Haskell's non-strict evaluation can often lead to unexpected results when doing tail recursion if you're used to strict functional programming languages. In order to get the desired behavior you will need to force the accumulator (with something like Data.List's foldl', $!, seq, BangPatterns, etc.).
One issue with the tail recursive version is that you're basically sequencing it twice, forcing the result is going to force the whole spine of the list, and then you're walking it again with deepseq. The overhead of the deepseq call with that size list on my machine is 2.2 seconds, so you're basically paying that cost twice with a tail recursive version. allPairs2 only forces what is needed, so deepseq isn't traversing any data structures that are already forced.
I think what's happening with allPairs2 is that GHC is throwing away the the list during the traversal since the result of the computation isn't used at all. I get very different timings (still fast, but no longer orders of magnitude difference) for allPairs2 if the result is still around. You could probably figure this out with the heap profiler.

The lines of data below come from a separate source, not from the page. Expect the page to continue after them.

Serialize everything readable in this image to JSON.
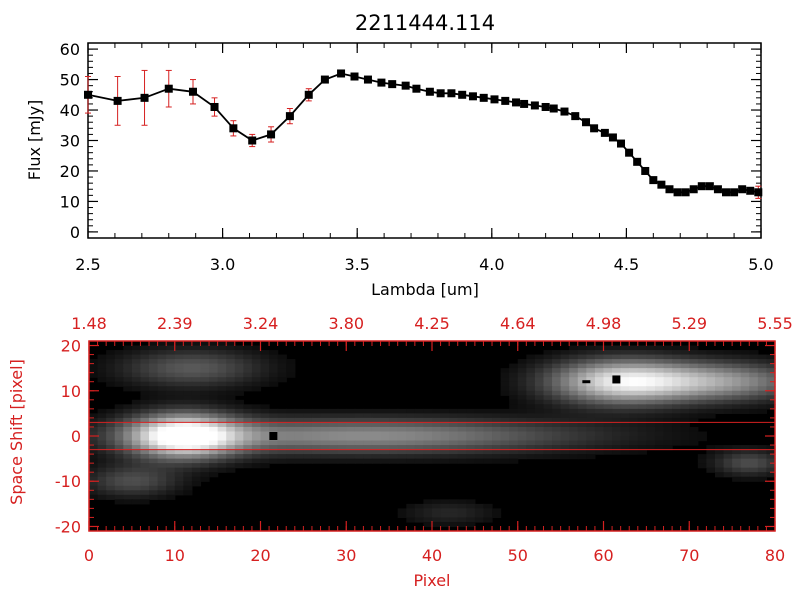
{
  "title": "2211444.114",
  "chart_data": [
    {
      "type": "line",
      "xlabel": "Lambda [um]",
      "ylabel": "Flux [mJy]",
      "xlim": [
        2.5,
        5.0
      ],
      "ylim": [
        -2,
        62
      ],
      "x_ticks": [
        "2.5",
        "3.0",
        "3.5",
        "4.0",
        "4.5",
        "5.0"
      ],
      "y_ticks": [
        "0",
        "10",
        "20",
        "30",
        "40",
        "50",
        "60"
      ],
      "line_color": "#000000",
      "marker_color": "#000000",
      "errorbar_color": "#d62020",
      "x": [
        2.5,
        2.61,
        2.71,
        2.8,
        2.89,
        2.97,
        3.04,
        3.11,
        3.18,
        3.25,
        3.32,
        3.38,
        3.44,
        3.49,
        3.54,
        3.59,
        3.63,
        3.68,
        3.72,
        3.77,
        3.81,
        3.85,
        3.89,
        3.93,
        3.97,
        4.01,
        4.05,
        4.09,
        4.12,
        4.16,
        4.2,
        4.23,
        4.27,
        4.31,
        4.35,
        4.38,
        4.42,
        4.45,
        4.48,
        4.51,
        4.54,
        4.57,
        4.6,
        4.63,
        4.66,
        4.69,
        4.72,
        4.75,
        4.78,
        4.81,
        4.84,
        4.87,
        4.9,
        4.93,
        4.96,
        4.99
      ],
      "y": [
        45,
        43,
        44,
        47,
        46,
        41,
        34,
        30,
        32,
        38,
        45,
        50,
        52,
        51,
        50,
        49,
        48.5,
        48,
        47,
        46,
        45.5,
        45.5,
        45,
        44.5,
        44,
        43.5,
        43,
        42.5,
        42,
        41.5,
        41,
        40.5,
        39.5,
        38,
        36,
        34,
        32.5,
        31,
        29,
        26,
        23,
        20,
        17,
        15.5,
        14,
        13,
        13,
        14,
        15,
        15,
        14,
        13,
        13,
        14,
        13.5,
        13
      ],
      "yerr": [
        6,
        8,
        9,
        6,
        4,
        3,
        2.5,
        2,
        2.5,
        2.5,
        2,
        1,
        1,
        1,
        1,
        1,
        1,
        1,
        1,
        1,
        1,
        1,
        1,
        1,
        1,
        1,
        1,
        1,
        1,
        1,
        1,
        1,
        1,
        1,
        1,
        1,
        1,
        1,
        1,
        1,
        1,
        1,
        1,
        1,
        1,
        1,
        1,
        1,
        1,
        1,
        1,
        1,
        1,
        1,
        1,
        2
      ]
    },
    {
      "type": "heatmap",
      "xlabel": "Pixel",
      "ylabel": "Space Shift [pixel]",
      "xlim": [
        0,
        80
      ],
      "ylim": [
        -21,
        21
      ],
      "x_ticks": [
        "0",
        "10",
        "20",
        "30",
        "40",
        "50",
        "60",
        "70",
        "80"
      ],
      "y_ticks": [
        "-20",
        "-10",
        "0",
        "10",
        "20"
      ],
      "top_ticks": [
        "1.48",
        "2.39",
        "3.24",
        "3.80",
        "4.25",
        "4.64",
        "4.98",
        "5.29",
        "5.55"
      ],
      "axis_color": "#d62020",
      "hlines": [
        3,
        -3
      ],
      "markers": [
        {
          "x": 21.5,
          "y": 0,
          "size": "small"
        },
        {
          "x": 58,
          "y": 12,
          "size": "dash"
        },
        {
          "x": 61.5,
          "y": 12.5,
          "size": "small"
        }
      ],
      "sources": [
        {
          "x": 11,
          "y": 0,
          "sx": 4.5,
          "sy": 3.5,
          "amp": 1.0
        },
        {
          "x": 32,
          "y": 0,
          "sx": 18,
          "sy": 2.8,
          "amp": 0.55
        },
        {
          "x": 62,
          "y": 12,
          "sx": 6,
          "sy": 3.5,
          "amp": 0.85
        },
        {
          "x": 74,
          "y": 12,
          "sx": 7,
          "sy": 3,
          "amp": 0.55
        },
        {
          "x": 12,
          "y": 15,
          "sx": 6,
          "sy": 3,
          "amp": 0.35
        },
        {
          "x": 5,
          "y": -10,
          "sx": 4,
          "sy": 2.5,
          "amp": 0.3
        },
        {
          "x": 77,
          "y": -6,
          "sx": 3,
          "sy": 2,
          "amp": 0.3
        },
        {
          "x": 42,
          "y": -17,
          "sx": 4,
          "sy": 2,
          "amp": 0.15
        }
      ]
    }
  ]
}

h> deepseq (allPairs2 [1..10000]) True
True
(2.47 secs, 4403724176 bytes)
h> let x = allPairs2 [1..10000]
(0.00 secs, 510488 bytes)
h> deepseq x True
True
(10.47 secs, 4401625192 bytes)
h> deepseq x True
True
(2.21 secs, 1031864 bytes)
I'm no expert, but I think that allPairs2 is likely as good as you're going to get with straightforward Haskell using lists. It doesn't build up a lot of unevaluated computation, and if you only need to see the first n elements it's not going to have to process the entire input. allPairs1 has most of the good properties of allPairs2 but is a bit worse because of the concatenation, though concatenating in this way isn't a disaster like it would be in a strict functional programming language.
-bob